Piłka nożna. Berlin miastem Herthy? Owszem, ale raczej od święta

U progu sezonu Hertha przeżywała piękne chwile. Skuteczna gra pozwalała drużynie ze stolicy Niemiec utrzymywać się w okolicy podium. Przez chwilę berlińczycy sprawiali wrażenie zespołu, który może namieszać w obecnym sezonie Bundesligi, pokonując po drodze nawet Bayern Monachium. Ostatnie wyniki nie są jednak zbyt zadowalające. Mimo to mecze ekipy Pala Dardaia  są widowiskami, na które przychodzi się z nastawieniem obejrzenia dobrego futbolu.


Gdzie i kiedy można spotkać fanów Herthy? Jak kibice reagowali na pierwsze dwa sezony Ondreja Dudy, i jak zmieniło się podejście do Słowaka? Gdzie oczekują polskich kibiców podczas pucharowych starć z niemieckimi klubami? Zapraszamy!

***

Na dwa dni przed meczem próżno szukać na mieście jakichś klubowych emblematów, a nawet barw. Choć temperatura sprzyja zakładaniu klubowych czapek czy szalików, każdy preferuje raczej swój własny, oryginalny styl. Nie ma różnicy, czy próbuje się wypatrzeć kibiców w centrum, nieco dalej lub w okolicy stadionu. Nie widać ich.
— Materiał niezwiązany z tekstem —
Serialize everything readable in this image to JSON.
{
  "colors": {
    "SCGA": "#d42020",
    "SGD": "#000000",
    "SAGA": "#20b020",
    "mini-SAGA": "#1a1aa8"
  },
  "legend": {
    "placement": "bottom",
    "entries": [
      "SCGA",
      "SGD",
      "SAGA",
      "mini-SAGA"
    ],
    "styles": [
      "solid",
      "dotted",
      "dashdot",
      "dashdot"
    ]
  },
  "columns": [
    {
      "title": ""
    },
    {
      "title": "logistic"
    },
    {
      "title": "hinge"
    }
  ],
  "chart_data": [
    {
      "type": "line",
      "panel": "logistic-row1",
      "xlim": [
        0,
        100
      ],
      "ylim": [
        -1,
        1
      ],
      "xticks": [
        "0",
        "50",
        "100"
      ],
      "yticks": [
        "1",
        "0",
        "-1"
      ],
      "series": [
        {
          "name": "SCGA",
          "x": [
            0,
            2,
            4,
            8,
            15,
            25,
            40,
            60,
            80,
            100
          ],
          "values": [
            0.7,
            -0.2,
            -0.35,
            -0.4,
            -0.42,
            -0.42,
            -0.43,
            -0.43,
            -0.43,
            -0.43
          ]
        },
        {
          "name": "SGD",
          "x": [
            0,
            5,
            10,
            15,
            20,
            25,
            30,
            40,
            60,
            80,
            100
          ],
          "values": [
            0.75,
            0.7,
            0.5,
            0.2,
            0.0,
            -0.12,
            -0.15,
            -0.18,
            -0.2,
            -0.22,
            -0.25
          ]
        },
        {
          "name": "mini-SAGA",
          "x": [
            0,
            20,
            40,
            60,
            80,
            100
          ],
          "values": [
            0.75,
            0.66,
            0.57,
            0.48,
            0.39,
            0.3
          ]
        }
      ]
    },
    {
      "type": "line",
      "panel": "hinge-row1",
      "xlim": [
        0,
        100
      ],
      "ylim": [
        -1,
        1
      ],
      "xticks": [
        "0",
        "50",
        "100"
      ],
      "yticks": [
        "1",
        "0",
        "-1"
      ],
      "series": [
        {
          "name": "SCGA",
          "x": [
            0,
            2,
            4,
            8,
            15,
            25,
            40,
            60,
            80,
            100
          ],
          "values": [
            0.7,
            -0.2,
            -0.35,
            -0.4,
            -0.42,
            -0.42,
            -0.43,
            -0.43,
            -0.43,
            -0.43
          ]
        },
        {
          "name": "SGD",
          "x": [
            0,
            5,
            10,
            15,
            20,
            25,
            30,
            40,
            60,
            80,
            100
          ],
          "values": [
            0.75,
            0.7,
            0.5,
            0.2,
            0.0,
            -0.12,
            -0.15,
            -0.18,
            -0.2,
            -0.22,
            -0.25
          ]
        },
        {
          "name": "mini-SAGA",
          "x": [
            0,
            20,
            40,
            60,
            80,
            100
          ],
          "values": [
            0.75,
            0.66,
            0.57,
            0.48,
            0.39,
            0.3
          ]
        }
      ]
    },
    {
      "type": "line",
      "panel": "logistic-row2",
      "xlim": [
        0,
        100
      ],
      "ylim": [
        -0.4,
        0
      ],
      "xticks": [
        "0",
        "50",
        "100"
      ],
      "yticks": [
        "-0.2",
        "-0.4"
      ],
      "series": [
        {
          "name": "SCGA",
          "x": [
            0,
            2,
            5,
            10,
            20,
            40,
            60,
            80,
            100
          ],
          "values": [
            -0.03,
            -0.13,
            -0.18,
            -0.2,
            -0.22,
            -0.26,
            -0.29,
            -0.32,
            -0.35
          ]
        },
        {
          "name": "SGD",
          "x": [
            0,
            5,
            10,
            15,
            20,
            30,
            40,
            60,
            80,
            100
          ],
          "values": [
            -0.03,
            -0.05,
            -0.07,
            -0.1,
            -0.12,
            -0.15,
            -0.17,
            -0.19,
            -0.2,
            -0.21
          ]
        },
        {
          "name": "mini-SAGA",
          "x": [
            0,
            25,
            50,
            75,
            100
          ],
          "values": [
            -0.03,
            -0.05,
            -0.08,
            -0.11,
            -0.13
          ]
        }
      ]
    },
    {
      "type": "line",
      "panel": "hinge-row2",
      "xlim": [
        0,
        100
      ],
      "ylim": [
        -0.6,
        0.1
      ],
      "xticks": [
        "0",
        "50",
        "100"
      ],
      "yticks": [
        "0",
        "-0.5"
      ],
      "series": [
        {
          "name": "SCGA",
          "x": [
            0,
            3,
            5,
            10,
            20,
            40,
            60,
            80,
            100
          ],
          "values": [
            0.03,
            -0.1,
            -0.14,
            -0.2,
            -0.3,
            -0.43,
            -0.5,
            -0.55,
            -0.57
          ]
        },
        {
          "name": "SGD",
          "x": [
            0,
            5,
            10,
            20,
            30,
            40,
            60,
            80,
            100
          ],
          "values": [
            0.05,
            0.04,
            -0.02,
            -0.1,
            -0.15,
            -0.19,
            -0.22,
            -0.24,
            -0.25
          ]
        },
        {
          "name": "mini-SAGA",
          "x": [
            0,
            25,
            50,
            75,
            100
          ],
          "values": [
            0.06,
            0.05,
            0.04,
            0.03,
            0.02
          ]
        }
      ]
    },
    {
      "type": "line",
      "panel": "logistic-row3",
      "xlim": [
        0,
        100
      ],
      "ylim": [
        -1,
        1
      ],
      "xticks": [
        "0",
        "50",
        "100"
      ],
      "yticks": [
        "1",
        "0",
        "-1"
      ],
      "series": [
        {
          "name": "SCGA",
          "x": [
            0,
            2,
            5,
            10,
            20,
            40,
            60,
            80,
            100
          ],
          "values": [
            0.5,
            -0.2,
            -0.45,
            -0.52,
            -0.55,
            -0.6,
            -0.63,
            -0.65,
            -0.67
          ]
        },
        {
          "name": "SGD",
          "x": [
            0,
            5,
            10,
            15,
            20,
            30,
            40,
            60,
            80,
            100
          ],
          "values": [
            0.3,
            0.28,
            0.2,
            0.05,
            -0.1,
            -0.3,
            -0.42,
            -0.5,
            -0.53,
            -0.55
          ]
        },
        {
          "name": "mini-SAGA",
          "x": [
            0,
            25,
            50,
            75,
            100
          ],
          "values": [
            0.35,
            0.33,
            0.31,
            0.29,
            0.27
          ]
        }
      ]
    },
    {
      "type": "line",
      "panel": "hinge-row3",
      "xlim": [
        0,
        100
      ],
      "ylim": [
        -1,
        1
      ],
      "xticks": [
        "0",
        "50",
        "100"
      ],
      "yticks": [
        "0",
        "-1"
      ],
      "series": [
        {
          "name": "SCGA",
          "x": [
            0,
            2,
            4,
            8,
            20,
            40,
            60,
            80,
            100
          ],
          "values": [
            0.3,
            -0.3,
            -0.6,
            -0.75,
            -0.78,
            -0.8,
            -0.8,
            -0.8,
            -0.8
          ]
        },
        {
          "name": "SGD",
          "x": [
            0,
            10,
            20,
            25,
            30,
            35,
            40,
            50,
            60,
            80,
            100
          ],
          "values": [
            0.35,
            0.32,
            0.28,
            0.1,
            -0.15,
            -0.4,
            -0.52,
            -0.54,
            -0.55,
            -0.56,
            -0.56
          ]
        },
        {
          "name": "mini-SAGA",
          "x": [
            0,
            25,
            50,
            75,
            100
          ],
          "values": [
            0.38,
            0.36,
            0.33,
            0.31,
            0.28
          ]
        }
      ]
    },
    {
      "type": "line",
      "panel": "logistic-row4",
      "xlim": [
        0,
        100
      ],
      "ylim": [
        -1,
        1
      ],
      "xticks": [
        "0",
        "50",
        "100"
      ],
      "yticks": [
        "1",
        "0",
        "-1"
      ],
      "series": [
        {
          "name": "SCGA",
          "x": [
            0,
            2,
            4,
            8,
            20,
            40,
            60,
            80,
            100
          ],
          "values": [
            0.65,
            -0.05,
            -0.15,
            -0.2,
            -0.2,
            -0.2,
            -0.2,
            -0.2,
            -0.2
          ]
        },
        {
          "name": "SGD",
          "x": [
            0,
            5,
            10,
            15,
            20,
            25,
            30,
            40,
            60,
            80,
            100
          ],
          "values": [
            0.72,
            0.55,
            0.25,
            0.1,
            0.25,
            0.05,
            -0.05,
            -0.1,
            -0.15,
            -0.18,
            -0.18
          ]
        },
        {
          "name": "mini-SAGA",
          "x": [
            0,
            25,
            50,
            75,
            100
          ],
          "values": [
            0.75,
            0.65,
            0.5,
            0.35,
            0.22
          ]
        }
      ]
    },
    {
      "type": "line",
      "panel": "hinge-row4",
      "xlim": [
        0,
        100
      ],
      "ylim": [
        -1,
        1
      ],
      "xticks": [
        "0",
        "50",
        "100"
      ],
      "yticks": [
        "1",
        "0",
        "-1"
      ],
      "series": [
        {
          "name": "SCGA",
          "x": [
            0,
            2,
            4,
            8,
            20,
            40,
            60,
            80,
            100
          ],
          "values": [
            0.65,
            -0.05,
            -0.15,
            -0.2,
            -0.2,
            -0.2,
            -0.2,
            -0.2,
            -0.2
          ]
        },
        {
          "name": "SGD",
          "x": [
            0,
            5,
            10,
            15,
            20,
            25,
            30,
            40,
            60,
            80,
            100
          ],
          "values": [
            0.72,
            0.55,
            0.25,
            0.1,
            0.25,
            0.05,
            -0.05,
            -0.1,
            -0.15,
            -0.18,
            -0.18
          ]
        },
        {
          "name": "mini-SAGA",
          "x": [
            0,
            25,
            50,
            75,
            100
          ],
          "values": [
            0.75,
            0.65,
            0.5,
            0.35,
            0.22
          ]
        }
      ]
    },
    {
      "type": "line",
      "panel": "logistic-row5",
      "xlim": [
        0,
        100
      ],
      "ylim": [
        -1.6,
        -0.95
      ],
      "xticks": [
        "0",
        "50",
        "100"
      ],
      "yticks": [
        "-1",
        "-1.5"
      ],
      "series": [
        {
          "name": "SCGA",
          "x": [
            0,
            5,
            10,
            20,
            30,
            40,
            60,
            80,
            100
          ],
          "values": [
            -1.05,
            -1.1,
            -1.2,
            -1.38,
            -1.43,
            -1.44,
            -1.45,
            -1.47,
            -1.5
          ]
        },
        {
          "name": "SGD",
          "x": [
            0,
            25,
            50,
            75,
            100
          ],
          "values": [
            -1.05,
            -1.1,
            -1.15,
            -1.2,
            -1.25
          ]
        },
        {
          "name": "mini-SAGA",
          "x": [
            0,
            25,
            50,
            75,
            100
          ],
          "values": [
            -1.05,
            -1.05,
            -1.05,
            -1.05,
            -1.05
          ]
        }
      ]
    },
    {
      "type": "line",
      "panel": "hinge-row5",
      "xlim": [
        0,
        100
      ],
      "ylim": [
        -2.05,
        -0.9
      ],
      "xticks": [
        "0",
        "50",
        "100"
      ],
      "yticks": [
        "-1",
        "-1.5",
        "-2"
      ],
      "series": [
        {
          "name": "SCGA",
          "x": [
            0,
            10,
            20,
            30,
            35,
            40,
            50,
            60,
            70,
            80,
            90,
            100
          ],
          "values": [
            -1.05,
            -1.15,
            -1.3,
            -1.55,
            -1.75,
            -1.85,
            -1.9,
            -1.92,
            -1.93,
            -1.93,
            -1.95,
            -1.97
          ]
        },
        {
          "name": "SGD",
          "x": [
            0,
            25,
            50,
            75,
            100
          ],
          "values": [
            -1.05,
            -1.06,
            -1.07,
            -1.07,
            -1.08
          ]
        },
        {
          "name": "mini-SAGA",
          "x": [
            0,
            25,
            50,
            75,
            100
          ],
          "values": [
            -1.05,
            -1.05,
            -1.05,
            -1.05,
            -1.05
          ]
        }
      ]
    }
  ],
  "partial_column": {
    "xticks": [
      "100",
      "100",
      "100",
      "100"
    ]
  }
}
Zdecydowanie bardziej w oczy rzuca się fakt, że trafia się do wielkiej stolicy europejskiego kraju otwartego na każdego, kto chce znaleźć w nim swoje miejsce. Zróżnicowanie etniczne widać na każdym kroku. Ledwo mija się grupę Turków, a już widać, że z łatwością odnajdują się tutaj także Azjaci. Co jakiś czas uszu dobiegają zrozumiałe słowa w języku polskim albo pojedyncze – dające się zrozumieć – rosyjskie.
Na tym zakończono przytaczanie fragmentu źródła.